"Tenho ideia que anda uma dor por aí, mas não estou certa de me pertencer"
"A dor que não estou certo de pertencer abranda, e depois volta,digo-lhe
-Olá dor...
e não lhe dou confiança. Não se deve dar confiança nem a nós,há que nos pôr em ordem. Põe-te em ordem António,tu que durante a vida inteira detestaste obedecer. Aliás não te podes queixar, passaste o tempo a fazer o que querias. Agora, sei lá porquê, veio-me à ideia o meu irmão Pedro, o silêncio dele. Gosto de silêncio, de escutar palavras não ditas. Também gosto de pessoas que falam porque me permitem ir embora continuando ali. Elas falam, digo que sim com a cabeça e não estou. Estou onde? Na varanda da Beira a olhar a serra, por exemplo. Ou em parte nenhuma, num esconso interior, sentado no chão, de joelhos na boca, escutando o que não há.
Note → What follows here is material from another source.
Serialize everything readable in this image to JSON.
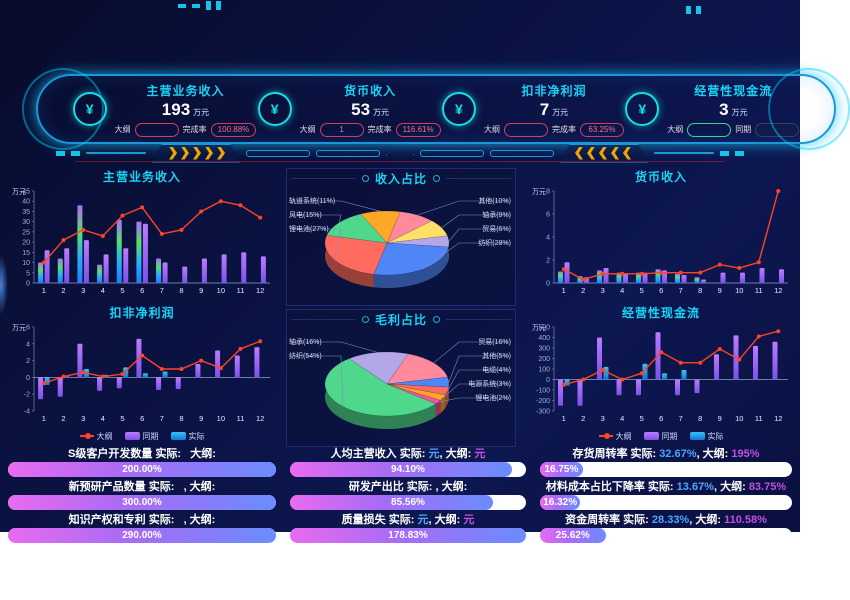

Desde que me lembro escuto o que não há, deixo que as coisas se inventem cá dentro, a minha cabeça é uma praia que a água invade e esquece."
"-Sente dores,maezinha?
e no caso de se interessarem por mim o que responderia? Talvez, lá no fundo, mas disfarço, garanto. É que existem coisas que não sararam na alma, não hão-de sarar nunca: as árvores de um cemitério de província a tremerem, algumas mortes, a minha violência tantas vezes injusta, patetices, indelicadezas, faltas de atenção com quem o não merecia. Espero ter melhorado, acho que melhorei mas continuo sem me perdoar o egoísmo necessário à escrita que me obrigou a cortar tantos pescoços que se interpunham entre eu e ela. No entanto, aprecio o António: comove-me a sua feroz guerra civil interior, a vulnerabilidade escondida, a compaixão que não mostra. O imenso orgulho que tem nos seus poucos amigos, a admiração por eles, o respeito."